Herb–drug interaction of Epimedium extract on the pharmacokinetic of dapoxetine in rats

•An HPLC–MS/MS method was developed for dapoxetine analysis in rat plasma.•Method validation with good linearity, accuracy, recovery and stability was developed.•The pharmacokinetic interaction between of Epimedium extract on the dapoxetine in rats was first reported.

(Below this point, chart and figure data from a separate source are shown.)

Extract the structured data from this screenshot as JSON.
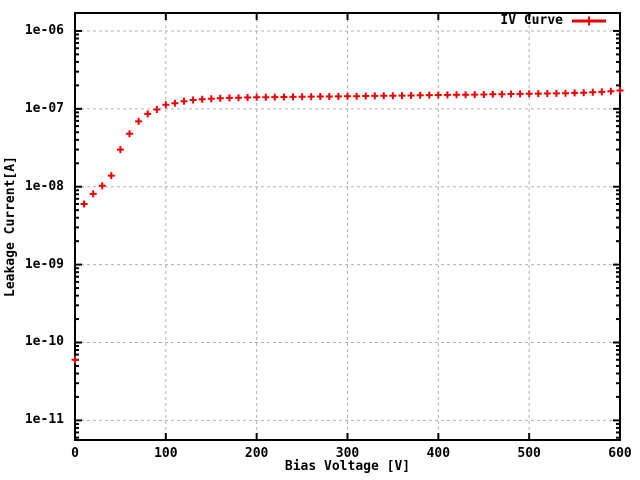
{
  "chart_data": {
    "type": "scatter",
    "title": "",
    "xlabel": "Bias Voltage [V]",
    "ylabel": "Leakage Current[A]",
    "legend_position": "top-right-inside",
    "grid": true,
    "log_y": true,
    "marker": "plus",
    "xlim": [
      0,
      600
    ],
    "ylim": [
      5.6e-12,
      1.7e-06
    ],
    "x_ticks": [
      {
        "value": 0,
        "label": "0"
      },
      {
        "value": 100,
        "label": "100"
      },
      {
        "value": 200,
        "label": "200"
      },
      {
        "value": 300,
        "label": "300"
      },
      {
        "value": 400,
        "label": "400"
      },
      {
        "value": 500,
        "label": "500"
      },
      {
        "value": 600,
        "label": "600"
      }
    ],
    "y_ticks": [
      {
        "value": 1e-11,
        "label": "1e-11"
      },
      {
        "value": 1e-10,
        "label": "1e-10"
      },
      {
        "value": 1e-09,
        "label": "1e-09"
      },
      {
        "value": 1e-08,
        "label": "1e-08"
      },
      {
        "value": 1e-07,
        "label": "1e-07"
      },
      {
        "value": 1e-06,
        "label": "1e-06"
      }
    ],
    "colors": {
      "series": "#ee0000",
      "grid": "#b0b0b0",
      "axis": "#000000",
      "background": "#ffffff"
    },
    "series": [
      {
        "name": "IV Curve",
        "color": "#ee0000",
        "x": [
          0,
          10,
          20,
          30,
          40,
          50,
          60,
          70,
          80,
          90,
          100,
          110,
          120,
          130,
          140,
          150,
          160,
          170,
          180,
          190,
          200,
          210,
          220,
          230,
          240,
          250,
          260,
          270,
          280,
          290,
          300,
          310,
          320,
          330,
          340,
          350,
          360,
          370,
          380,
          390,
          400,
          410,
          420,
          430,
          440,
          450,
          460,
          470,
          480,
          490,
          500,
          510,
          520,
          530,
          540,
          550,
          560,
          570,
          580,
          590,
          600
        ],
        "y": [
          6e-11,
          6e-09,
          8.1e-09,
          1.03e-08,
          1.39e-08,
          3e-08,
          4.8e-08,
          6.9e-08,
          8.6e-08,
          9.8e-08,
          1.13e-07,
          1.18e-07,
          1.25e-07,
          1.3e-07,
          1.33e-07,
          1.35e-07,
          1.37e-07,
          1.38e-07,
          1.39e-07,
          1.4e-07,
          1.405e-07,
          1.41e-07,
          1.415e-07,
          1.42e-07,
          1.425e-07,
          1.43e-07,
          1.435e-07,
          1.44e-07,
          1.44e-07,
          1.445e-07,
          1.45e-07,
          1.455e-07,
          1.46e-07,
          1.465e-07,
          1.47e-07,
          1.475e-07,
          1.48e-07,
          1.485e-07,
          1.49e-07,
          1.5e-07,
          1.505e-07,
          1.51e-07,
          1.515e-07,
          1.52e-07,
          1.525e-07,
          1.53e-07,
          1.535e-07,
          1.54e-07,
          1.55e-07,
          1.555e-07,
          1.56e-07,
          1.57e-07,
          1.575e-07,
          1.58e-07,
          1.59e-07,
          1.6e-07,
          1.61e-07,
          1.63e-07,
          1.65e-07,
          1.68e-07,
          1.72e-07
        ]
      }
    ]
  }
}
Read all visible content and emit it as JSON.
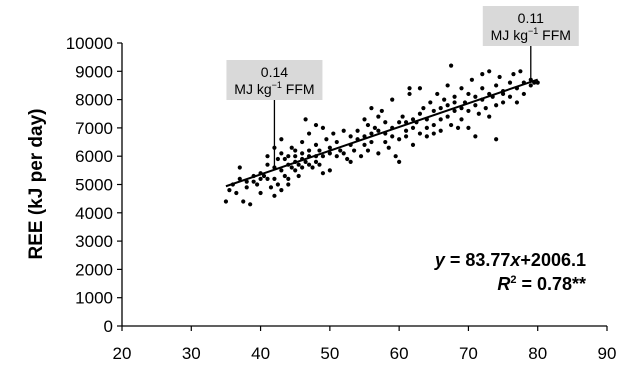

The aim of study is to develop a high performance liquid chromatography tandem mass spectrometry (LC–MS/MS) method to investigate the pharmacokinetic interaction of Epimedium extract on the dapoxetine in rats. Experimental rats were divided into the following four parallel groups: (1) dapoxetine alone (10 mg/kg, i.v.); (2) oral administration of Epimedium extract (2 g/kg) for 3 consecutive days and on the fourth day dapoxetine was administered (10 mg/kg, i.v.); (3) dapoxetine alone (10 mg/kg, p.o.); (4) oral administration of Epimedium extract (2 g/kg) for 3 consecutive days and on the fourth day dapoxetine was administered (10 mg/kg, p.o.). The calibration curves of dapoxetine were acquired over a concentration ranges from 1 to 500 ng/mL with the R2 = 0.999. The mean matrix effects and extraction recoveries of dapoxetine at three different concentrations (1, 10, 500 ng/mL) ranged from 107.3 to 110.9% and from 25.5 to 28.2% respectively. The interday and intraday relative standard deviation were both <6% while the bias were both <14%. The pharmacokinetic results demonstrated that pretreated with/without Epimedium extract for three consecutive days did not significant alter the pharmacokinetics of dapoxetine in rats. The oral bioavailability of dapoxetine was about 75% in rats.